Synergistic Effects of A1896, T1653 and T1762/A1764 Mutations in Genotype C2 Hepatitis B Virus on Development of Hepatocellular Carcinoma

Summary The effects of genomic changes in hepatitis B virus ( HBV ) on the occurrence of hepatocellular carcinoma ( HCC ) are still unclear, especially in relation to the genotype of HBV . In this study, we examined the effects of genomic changes in HBV of genotype C 2 on the development of HCC . A total of 318 patients with HBV ‐associated HCC and 234 patients with chronic hepatitis B ( CHB ) were studied. All of HCC cases were diagnosed histologically and treated with surgical resection. The whole of the X, S, basal core promoter ( BCP ) and precore regions of the viral genome from sera or liver tissues were sequenced. All subjects had HBV of genotype C2. The prevalence of the T1653 mutation in the X region and the A1896 mutation in the precore region of HBV was significantly higher in the HCC group than in the control CHB group (22% vs 11%, P = 0.003; 50% vs 23%, P  < 0.001, respectively). Moreover, the T1762/A1764 mutations in the BCP region in combination with either T1653 or A1896 were more common in the HCC compared with the CHB group ( BCP +X1653: 18% vs 11%, P  = 0.05; BCP + PC , 40% vs 15%, P  < 0.001, respectively).
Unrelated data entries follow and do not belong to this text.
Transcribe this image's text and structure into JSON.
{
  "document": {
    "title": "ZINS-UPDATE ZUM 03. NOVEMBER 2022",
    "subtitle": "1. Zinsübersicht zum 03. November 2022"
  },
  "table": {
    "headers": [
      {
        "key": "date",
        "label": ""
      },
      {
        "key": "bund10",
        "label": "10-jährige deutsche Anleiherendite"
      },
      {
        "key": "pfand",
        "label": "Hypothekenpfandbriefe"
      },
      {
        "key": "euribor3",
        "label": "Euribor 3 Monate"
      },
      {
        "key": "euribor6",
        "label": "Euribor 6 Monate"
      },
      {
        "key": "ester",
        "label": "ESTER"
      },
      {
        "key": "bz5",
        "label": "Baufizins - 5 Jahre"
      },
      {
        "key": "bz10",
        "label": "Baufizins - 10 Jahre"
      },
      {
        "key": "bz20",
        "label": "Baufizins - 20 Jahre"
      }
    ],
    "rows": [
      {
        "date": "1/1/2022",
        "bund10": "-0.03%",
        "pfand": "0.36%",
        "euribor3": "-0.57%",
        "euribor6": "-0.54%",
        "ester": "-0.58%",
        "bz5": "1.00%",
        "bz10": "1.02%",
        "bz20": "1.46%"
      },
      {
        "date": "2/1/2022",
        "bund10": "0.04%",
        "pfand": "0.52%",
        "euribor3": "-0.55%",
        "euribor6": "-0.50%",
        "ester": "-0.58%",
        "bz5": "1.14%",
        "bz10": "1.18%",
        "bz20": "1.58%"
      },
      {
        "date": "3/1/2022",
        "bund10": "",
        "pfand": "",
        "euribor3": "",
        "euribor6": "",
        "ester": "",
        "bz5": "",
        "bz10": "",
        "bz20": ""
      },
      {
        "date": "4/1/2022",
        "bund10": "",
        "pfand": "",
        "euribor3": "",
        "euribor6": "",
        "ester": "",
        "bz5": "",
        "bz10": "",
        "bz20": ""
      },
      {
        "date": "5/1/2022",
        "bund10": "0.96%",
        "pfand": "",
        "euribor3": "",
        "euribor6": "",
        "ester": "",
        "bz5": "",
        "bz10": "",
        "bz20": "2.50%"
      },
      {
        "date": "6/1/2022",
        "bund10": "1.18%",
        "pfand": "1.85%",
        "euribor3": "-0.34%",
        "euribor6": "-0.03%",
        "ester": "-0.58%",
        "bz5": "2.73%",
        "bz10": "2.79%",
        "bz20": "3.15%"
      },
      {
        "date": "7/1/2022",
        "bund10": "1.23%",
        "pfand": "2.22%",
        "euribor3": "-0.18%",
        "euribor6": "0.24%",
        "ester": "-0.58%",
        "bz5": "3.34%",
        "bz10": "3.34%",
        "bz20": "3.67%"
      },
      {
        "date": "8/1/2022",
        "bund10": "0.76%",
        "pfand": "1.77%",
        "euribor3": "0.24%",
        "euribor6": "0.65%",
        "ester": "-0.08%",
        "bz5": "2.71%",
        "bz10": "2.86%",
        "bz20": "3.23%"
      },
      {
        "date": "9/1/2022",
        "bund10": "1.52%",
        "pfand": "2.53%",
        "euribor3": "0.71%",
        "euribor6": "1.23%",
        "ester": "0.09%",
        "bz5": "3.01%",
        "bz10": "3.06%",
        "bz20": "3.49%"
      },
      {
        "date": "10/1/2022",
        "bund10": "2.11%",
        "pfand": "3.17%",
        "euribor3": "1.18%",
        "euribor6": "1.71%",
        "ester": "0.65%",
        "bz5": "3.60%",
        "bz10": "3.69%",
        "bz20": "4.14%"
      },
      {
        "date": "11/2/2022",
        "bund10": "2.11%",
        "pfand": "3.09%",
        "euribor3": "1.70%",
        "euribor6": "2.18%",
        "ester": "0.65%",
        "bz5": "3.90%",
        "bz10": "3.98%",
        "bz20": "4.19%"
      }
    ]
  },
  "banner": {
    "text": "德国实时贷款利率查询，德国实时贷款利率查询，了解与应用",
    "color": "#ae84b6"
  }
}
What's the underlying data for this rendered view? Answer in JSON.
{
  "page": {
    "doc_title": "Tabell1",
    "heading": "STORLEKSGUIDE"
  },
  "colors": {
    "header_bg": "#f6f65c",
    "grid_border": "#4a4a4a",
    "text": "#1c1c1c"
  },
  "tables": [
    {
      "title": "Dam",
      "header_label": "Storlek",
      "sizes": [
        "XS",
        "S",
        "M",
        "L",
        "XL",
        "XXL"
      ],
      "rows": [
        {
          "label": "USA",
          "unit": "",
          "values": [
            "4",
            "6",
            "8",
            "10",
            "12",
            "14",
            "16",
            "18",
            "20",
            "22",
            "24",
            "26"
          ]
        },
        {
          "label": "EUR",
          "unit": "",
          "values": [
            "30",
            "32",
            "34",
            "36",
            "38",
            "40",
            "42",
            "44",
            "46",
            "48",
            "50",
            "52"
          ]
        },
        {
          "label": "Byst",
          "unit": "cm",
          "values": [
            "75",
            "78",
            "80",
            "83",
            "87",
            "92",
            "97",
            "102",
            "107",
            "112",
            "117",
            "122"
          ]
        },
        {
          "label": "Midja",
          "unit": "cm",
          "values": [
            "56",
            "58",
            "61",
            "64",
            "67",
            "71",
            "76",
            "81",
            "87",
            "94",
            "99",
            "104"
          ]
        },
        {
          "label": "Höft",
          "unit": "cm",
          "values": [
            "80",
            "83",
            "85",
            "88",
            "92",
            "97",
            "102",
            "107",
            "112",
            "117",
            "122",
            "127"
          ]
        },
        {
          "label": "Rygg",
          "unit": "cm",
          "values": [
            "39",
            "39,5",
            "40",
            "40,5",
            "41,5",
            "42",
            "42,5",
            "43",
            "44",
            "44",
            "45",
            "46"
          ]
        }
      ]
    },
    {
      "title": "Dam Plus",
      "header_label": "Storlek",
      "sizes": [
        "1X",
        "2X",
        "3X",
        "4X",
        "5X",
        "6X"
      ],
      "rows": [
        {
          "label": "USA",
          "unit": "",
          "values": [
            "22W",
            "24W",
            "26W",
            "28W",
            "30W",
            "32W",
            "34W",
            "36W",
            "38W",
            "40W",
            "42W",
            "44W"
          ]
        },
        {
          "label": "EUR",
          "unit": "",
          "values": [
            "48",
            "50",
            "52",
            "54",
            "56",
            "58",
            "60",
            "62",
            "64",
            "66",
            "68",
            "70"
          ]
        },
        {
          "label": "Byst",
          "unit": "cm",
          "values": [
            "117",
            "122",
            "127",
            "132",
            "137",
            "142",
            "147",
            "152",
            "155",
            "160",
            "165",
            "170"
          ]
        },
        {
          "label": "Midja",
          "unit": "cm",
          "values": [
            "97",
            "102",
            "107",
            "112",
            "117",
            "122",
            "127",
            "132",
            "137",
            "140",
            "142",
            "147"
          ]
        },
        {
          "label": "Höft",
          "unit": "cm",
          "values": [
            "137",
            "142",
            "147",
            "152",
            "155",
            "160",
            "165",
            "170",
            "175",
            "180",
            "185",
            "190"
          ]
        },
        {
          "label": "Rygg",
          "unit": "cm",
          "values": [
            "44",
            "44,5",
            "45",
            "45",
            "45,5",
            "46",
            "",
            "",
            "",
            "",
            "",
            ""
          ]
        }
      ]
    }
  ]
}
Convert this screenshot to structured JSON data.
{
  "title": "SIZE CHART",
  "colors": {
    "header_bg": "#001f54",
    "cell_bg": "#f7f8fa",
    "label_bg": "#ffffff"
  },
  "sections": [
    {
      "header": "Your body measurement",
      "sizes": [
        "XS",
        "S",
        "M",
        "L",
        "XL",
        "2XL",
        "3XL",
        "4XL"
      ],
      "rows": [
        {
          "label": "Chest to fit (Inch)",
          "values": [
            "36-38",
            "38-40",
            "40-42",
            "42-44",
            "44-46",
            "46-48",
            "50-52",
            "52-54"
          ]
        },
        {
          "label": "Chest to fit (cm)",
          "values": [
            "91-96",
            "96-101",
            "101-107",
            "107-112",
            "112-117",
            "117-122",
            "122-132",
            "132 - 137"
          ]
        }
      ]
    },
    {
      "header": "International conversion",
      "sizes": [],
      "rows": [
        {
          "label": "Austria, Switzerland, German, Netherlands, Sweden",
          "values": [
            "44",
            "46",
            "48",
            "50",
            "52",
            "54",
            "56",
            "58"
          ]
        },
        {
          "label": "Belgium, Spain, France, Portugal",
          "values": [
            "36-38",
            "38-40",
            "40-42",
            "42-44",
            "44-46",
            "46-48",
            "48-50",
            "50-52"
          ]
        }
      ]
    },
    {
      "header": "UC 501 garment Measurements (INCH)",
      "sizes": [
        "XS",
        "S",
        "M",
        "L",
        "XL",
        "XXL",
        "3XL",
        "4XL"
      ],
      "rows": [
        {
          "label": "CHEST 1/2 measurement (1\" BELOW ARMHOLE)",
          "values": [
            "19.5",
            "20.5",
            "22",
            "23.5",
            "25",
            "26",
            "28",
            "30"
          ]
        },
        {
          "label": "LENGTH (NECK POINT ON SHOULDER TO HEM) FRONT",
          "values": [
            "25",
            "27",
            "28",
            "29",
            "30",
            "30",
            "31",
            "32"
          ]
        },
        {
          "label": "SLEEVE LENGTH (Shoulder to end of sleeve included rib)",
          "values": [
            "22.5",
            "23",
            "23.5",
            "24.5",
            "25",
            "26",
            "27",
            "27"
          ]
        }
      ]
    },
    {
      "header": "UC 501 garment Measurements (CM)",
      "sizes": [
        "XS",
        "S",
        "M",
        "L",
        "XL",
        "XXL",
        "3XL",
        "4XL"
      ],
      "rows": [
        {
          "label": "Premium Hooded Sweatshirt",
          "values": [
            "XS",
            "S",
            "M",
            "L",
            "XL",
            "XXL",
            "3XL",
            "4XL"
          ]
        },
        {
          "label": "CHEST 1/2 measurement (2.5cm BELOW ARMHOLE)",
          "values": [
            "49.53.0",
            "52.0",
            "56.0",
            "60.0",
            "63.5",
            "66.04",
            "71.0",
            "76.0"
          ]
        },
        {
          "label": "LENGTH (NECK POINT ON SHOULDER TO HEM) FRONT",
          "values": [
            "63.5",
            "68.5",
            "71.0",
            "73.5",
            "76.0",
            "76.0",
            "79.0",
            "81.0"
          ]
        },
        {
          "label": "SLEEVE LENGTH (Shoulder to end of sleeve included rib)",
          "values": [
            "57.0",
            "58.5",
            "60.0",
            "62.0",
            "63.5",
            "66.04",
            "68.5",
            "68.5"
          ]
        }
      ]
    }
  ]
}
In multivariate analysis, T1653 and A1896 were revealed to be independent risk factors for HCC development. G1896A in the precore region and C1653T mutation in the X region of genotype C2 HBV are important risk factors for HCC development. Also, the A1762T/G1764A double mutation may act in synergy with C1653T to increase the risk of HCC in patients chronically infected with HBV genotype C2.